Buffy la Cazavampiros: Cuando el empoderamiento femenino tuvo estacas y mordiscos
El 18 de marzo de 1997, la serie 'Buffy la Cazavampiros' se estrenó en EE. UU., redefiniendo el género de terror adolescente y el papel de la heroína femenina en la cultura pop.
Antes de 'Buffy', las chicas en las películas de terror eran, bueno, principalmente víctimas. Pero el 18 de marzo de 1997, la televisión cambió las reglas del juego. 'Buffy la Cazavampiros' irrumpió en la pantalla, trayendo consigo no solo estacas y colmillos, sino también una heroína adolescente que pateaba traseros demoníacos y hablaba de problemas de instituto con el mismo aplomo.
Joss Whedon, el creador, tomó la premisa de la 'rubia tonta que entra en un callejón oscuro y muere' y le dio un giro magistral: ¿y si la rubia no fuera tan tonta y fuera la que acabara con los monstruos? La serie era un crisol de metáforas adolescentes, donde los vampiros y demonios representaban los terrores existenciales del instituto y el crecimiento. Desde romances imposibles hasta la presión académica, todo tenía un correlato sobrenatural.

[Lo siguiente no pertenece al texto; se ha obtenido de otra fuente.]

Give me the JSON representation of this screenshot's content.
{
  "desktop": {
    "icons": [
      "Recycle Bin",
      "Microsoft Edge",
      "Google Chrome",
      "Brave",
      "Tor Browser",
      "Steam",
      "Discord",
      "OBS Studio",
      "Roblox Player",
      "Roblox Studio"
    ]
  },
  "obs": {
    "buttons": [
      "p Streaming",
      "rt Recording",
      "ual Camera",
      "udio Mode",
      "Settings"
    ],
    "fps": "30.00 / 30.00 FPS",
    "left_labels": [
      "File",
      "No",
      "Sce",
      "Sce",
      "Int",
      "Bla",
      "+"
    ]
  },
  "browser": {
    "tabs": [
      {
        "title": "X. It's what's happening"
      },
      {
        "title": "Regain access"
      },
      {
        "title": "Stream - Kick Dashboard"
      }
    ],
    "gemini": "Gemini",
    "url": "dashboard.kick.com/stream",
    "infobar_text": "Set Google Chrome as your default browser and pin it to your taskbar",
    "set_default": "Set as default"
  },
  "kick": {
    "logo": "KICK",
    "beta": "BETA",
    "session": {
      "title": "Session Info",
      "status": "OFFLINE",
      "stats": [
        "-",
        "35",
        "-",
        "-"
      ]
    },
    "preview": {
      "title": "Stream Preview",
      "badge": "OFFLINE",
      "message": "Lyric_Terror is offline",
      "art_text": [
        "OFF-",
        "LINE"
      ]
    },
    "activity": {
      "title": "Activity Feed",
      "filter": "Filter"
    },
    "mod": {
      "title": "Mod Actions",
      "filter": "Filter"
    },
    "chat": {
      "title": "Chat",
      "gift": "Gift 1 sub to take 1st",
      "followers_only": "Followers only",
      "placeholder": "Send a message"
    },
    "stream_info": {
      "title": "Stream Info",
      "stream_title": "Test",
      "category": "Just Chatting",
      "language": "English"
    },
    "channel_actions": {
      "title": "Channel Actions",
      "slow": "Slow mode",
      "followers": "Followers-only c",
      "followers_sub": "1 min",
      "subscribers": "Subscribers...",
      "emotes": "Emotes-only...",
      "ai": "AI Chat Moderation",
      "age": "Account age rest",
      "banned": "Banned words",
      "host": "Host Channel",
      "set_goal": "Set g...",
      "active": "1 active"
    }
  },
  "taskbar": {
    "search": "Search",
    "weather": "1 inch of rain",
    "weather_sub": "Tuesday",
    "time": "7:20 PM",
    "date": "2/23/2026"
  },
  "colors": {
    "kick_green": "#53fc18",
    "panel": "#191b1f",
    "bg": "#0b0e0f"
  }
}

'Buffy' no solo fue un éxito de culto; fue un fenómeno cultural que influyó en una generación de programas y películas, demostrando que las heroínas complejas y fuertes podían ser tanto vulnerables como letales. Abrió el camino para narrativas más ricas sobre el empoderamiento femenino, la amistad y la lucha contra los males, tanto sobrenaturales como mundanos. Y sí, nos dejó con diálogos ingeniosos y un amor eterno por los vampiros con alma.
Puente Pop
Crepúsculo (2005)
Si bien 'Crepúsculo' popularizó los vampiros, 'Buffy' fue la que les dio una buena patada antes. Buffy nos enseñó que los vampiros pueden ser atractivos, pero que su destino es ser estacados. Una lección que quizás la pobre Bella Swan debió haber aprendido.